Now why did I climb up that wretched Muretta? For an all-sufficient reason: it was a mountain. There is no eminence in the land, from Etna and the Gran Sasso downwards, whose appeal I can resist. A bare wall-like patch on the summit (whence presumably the name) visible from below and promising a lively scramble up the rock, was an additional inducement. Precipices are not so frequent at Orvinio that one can afford to pass them by, although this one, as a matter of fact, proved to be a mighty tame affair. There was yet another object to my trip. I desired to verify a legend connected with this mountain, the tradition of a vanished castle or hamlet in its upper regions to whose former existence the name of a certain old family, still surviving at Orvinio, bears witness. "We are not really from Orvinio," these people will tell you. "We are from the lost castle of the Muretta." (There is not a vestige of a castle left. But I found one brick in the jungle which covers, on the further side of the summit, a vast rock-slide dating, I should say, from early mediaeval days, under whose ruins the fastness may lie buried.) Reasons enough for visiting Muretta.

As to taking measurements - well, a man is naturally accused of a good many things in the course of half a century. Nobody has yet gone so far as to call me a mathematician. These "calculations and instruments" were a local mirage; as pretty an instance of the mythopoeic faculty as one could hope to find in our degenerate days, when gods no longer walk the earth. [27]

The official seemed to be impressed with the fact that my accuser was director of a bank. He inquired what I had to say.

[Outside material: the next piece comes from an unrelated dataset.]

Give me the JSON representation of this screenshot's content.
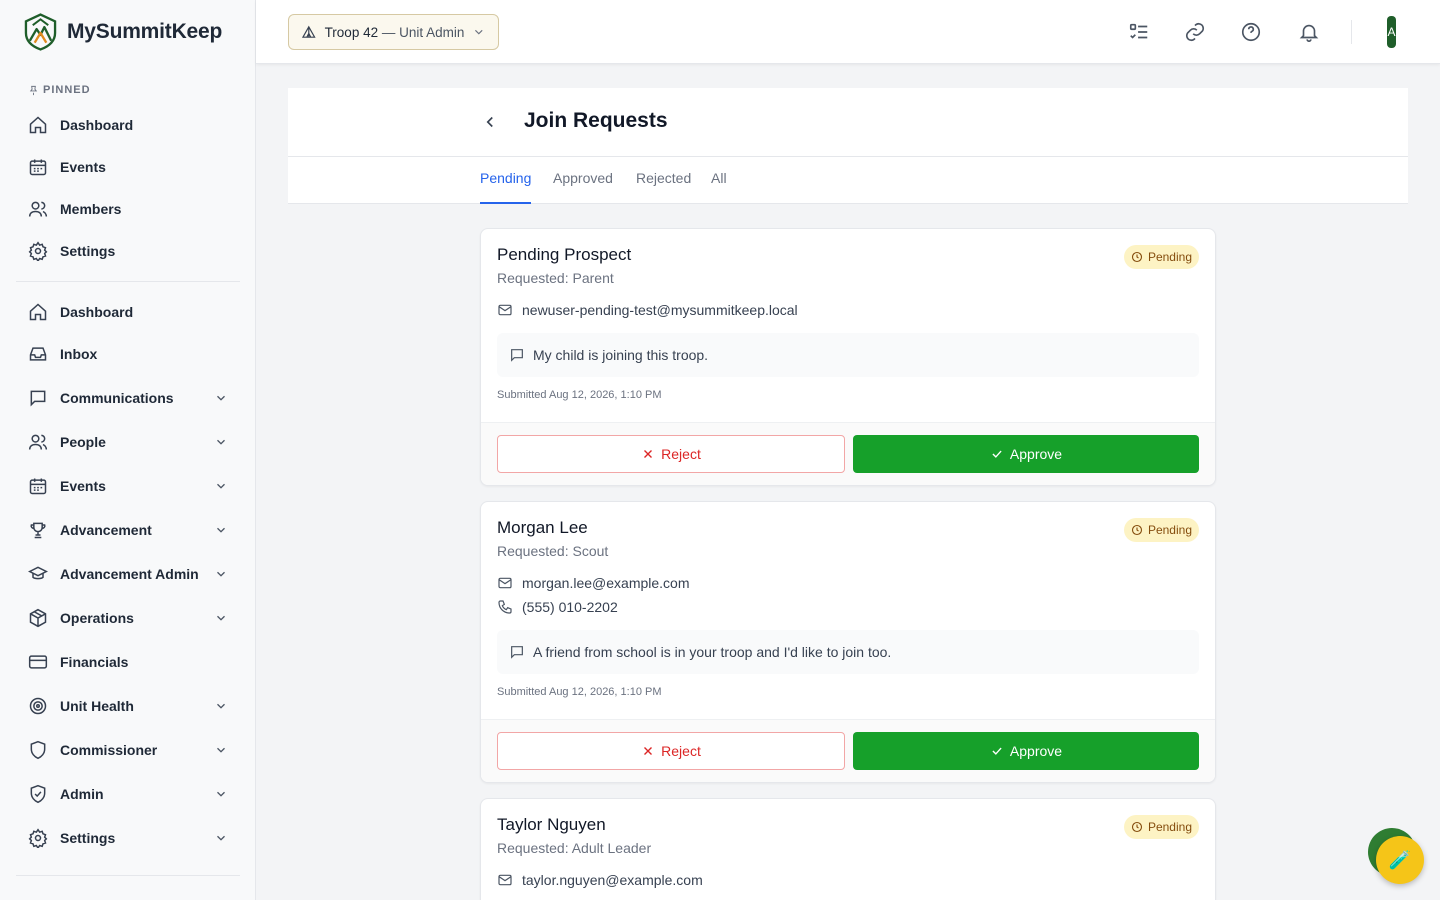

This was a puzzle. They had sprung the thing on me rather suddenly. One likes to have notice of such questions. Tell the truth? I am often tempted to do so; it saves so much trouble! But truth-telling is a matter of longitude, and the further east one goes, the more one learns to hold in check that unnatural propensity. (Mankind has a natural love of the lie itself. Bacon.) Which means nothing more than that one will do well to take account of national psychology. An English functionary, athlete or mountaineer, might have glimpsed the state of affairs. But to climb in war-time, without any object save that of exercising one's limbs and verifying a questionable legend, a high and remote mountain - Muretta happens to be neither the one nor the other - would have seemed to an Italian an incredible proceeding. I thought it better to assume the role of accuser in my turn: an Oriental trick.

"This director," I said, "calls himself a patriot. What has he told us? That while at Orvinio he knew a foreigner who climbed a high mountain to make calculations with instruments. What does this admirable citizen do with regard to such a suspicious character?